Ну уж с пифагоровыми-то штанами я управился!

- Ладно! - и тут хитрющая улыбка прочертила его сумрачную физиономию. Как говорится, виновны, но заслуживаете снисхождения! Тем паче, принимая во внимание полученную вами травму, к которой аэрологическая наука имеет некоторое касательство. Он не то иронически, не то рассеянно посмотрел на мою коленку. У меня не осталось сомнений, что профессору хорошо знакомы повадки "собаки Баскервилей".

- Давайте препроводилку!

- Товарищ профессор, и я в таком же положении, - раздался высокий голос моего спутника, неожиданно вынырнувшего из густого кустарника. - Моя фамилия Татищев!

- Вы что же, косяками передвигаетесь? - без тени удивления спросил Виткевич. - А фамилия у вас действительно громкая. Только не по нынешним временам ее акцентировать. Ах, граф, вы безумно смелый юноша! Ведь вас при всех условиях должны из военной школы немедленно вычистить. Гарантирую, хотя это и не относится к моей компетенции.

Мы повернули обратно. Благодарение судьбе, эта страховидная собачища больше не удостоила нас своим вниманием. И хотя на бумажной диагонали моих застиранных брюк около коленки постепенно расползалось влажное бурое пятно, я не чувствовал под собой ног от радости. Я даже не прихрамывал. Словно одержимый энтомолог, только что уловивший долгожданный экземпляр редчайшего насекомого, я нежно, но цепко держал в руке школьный квиток, подписанный профессором Виткевичем.

Ящичек

Высшая аэрофотограмметрическая школа Красного воздушного флота, а по-нашему, курсантскому, просто - Фотограммка, в начале двадцатых годов размещалась на Большой Никитской, теперешней улице Герцена. Она занимала два барских особняка, расположенных друг против друга. В одном была школьная канцелярия, в другом - учебные классы. По улице с лязгом и скрежетом ходил трамвай маршрута № 22, по булыжной мостовой дребезжали пролетки редких извозчиков. Еще реже, окутываясь зловонным дымком и рыча клаксонами, проносились черные обшарпанные автомобили.

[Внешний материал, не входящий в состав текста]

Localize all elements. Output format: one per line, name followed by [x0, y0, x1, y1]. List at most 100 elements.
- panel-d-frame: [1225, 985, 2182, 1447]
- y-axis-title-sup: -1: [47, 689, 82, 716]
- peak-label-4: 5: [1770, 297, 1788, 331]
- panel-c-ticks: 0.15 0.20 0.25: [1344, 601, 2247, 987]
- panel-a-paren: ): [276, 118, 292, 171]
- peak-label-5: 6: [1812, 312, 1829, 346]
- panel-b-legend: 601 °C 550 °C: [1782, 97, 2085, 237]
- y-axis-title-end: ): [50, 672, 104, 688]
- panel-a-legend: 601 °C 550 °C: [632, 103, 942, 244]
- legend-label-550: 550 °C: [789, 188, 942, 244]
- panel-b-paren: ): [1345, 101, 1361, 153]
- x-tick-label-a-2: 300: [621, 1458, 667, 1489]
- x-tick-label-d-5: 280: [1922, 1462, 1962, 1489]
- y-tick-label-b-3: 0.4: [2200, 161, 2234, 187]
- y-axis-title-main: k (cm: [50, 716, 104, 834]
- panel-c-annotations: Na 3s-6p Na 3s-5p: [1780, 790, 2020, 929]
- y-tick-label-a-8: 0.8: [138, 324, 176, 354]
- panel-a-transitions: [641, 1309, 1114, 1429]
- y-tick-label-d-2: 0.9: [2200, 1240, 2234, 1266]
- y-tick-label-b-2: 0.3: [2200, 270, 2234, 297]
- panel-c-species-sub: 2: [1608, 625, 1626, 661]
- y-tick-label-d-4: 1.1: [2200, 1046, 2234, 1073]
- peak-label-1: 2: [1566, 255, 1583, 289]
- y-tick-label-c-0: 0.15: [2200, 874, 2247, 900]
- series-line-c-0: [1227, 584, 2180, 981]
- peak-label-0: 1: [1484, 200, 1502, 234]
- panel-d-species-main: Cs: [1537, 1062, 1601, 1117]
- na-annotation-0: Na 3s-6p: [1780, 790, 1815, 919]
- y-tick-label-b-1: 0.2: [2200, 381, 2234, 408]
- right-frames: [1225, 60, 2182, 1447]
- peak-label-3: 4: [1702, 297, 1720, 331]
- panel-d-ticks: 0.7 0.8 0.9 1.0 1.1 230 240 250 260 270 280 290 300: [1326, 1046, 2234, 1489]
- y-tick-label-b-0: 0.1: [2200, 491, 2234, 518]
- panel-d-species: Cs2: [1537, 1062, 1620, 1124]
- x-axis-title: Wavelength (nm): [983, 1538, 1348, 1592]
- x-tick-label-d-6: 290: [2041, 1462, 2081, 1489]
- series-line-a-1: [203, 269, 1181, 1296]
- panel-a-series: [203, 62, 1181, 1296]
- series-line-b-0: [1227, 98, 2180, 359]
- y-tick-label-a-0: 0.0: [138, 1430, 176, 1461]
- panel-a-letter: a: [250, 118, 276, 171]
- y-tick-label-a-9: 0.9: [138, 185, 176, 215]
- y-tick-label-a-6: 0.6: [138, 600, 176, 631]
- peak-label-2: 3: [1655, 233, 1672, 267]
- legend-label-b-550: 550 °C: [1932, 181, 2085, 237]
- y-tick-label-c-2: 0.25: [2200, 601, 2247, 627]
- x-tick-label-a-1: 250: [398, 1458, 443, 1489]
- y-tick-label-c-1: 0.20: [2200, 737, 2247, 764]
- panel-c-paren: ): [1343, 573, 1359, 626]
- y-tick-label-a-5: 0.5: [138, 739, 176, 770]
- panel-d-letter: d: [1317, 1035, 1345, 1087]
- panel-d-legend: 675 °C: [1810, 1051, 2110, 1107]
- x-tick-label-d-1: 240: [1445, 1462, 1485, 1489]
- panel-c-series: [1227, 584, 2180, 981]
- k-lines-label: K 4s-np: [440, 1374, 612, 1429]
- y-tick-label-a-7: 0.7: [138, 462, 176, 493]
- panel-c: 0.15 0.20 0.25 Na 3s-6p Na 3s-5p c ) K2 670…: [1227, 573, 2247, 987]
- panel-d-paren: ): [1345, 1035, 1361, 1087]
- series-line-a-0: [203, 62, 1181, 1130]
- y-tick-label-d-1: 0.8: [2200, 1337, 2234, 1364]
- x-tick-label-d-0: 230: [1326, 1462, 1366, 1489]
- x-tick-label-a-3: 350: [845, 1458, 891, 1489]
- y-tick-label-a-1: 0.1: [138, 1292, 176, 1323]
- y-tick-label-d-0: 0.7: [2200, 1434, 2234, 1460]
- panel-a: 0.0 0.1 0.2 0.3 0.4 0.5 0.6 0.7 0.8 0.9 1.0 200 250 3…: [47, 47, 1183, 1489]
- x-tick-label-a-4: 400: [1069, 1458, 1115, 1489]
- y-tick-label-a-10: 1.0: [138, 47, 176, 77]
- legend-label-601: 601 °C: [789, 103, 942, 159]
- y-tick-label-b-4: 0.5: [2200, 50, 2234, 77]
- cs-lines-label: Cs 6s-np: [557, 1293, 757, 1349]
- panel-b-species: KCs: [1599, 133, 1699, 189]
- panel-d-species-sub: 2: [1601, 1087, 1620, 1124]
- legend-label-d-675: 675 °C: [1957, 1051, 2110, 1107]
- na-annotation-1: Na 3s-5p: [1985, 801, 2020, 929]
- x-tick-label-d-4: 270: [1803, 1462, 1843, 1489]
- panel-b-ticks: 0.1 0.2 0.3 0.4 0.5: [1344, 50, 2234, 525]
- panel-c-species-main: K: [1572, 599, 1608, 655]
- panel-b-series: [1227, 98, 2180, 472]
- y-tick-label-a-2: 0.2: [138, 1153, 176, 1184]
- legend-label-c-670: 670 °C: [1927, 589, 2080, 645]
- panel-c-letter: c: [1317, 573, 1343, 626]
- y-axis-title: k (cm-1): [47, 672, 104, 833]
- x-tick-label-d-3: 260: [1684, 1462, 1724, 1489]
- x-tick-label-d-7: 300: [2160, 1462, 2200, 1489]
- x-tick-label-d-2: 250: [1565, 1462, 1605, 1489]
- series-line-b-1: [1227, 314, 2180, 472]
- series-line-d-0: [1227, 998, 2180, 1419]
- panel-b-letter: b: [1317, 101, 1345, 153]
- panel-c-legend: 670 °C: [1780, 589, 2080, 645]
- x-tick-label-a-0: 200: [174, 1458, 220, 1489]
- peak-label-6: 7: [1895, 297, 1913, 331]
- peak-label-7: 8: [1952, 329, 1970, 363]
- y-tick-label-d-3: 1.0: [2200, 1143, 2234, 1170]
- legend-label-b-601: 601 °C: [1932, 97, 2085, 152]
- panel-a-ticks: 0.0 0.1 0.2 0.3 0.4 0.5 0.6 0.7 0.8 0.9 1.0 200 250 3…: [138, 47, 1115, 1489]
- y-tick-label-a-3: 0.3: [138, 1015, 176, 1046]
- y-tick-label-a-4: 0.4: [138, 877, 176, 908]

Теперь в одном из этих домов помещается посольство Бразилии, в другом Республики Кипр.

Школа выпускала аэрофотограмметристов, аэронавигаторов и аэрофотолаборантов - существовали такие авиационные специальности. Навигаторов часто именовали также и "ветродуями", поскольку на обязанностях наших лежал также запуск шаров-пилотов и наблюдение за ними в теодолит.

На первых порах Фотограммка была заведением еще не отшлифованного учебного профиля. Хотя неясного тогда было вообще много. Военно-воздушный флот начал совсем недавно становиться на крыло, и школа комплектовалась народом пестрым. Шли сюда и романтики, и любители сильных ощущений, и люди, убежденные в прогрессе авиации, и просто оголодавшие за годы экономической разрухи молодые ребята, привлеченные военным пайком.

Курсанты, или, точнее, слушатели, получали два фунта белого, как кипень, хлеба из кукурузной муки, который надо было срочно съедать, пока он окончательно не закаменел, и подходящий приварок от котла. Кроме того, давали и обмундирование.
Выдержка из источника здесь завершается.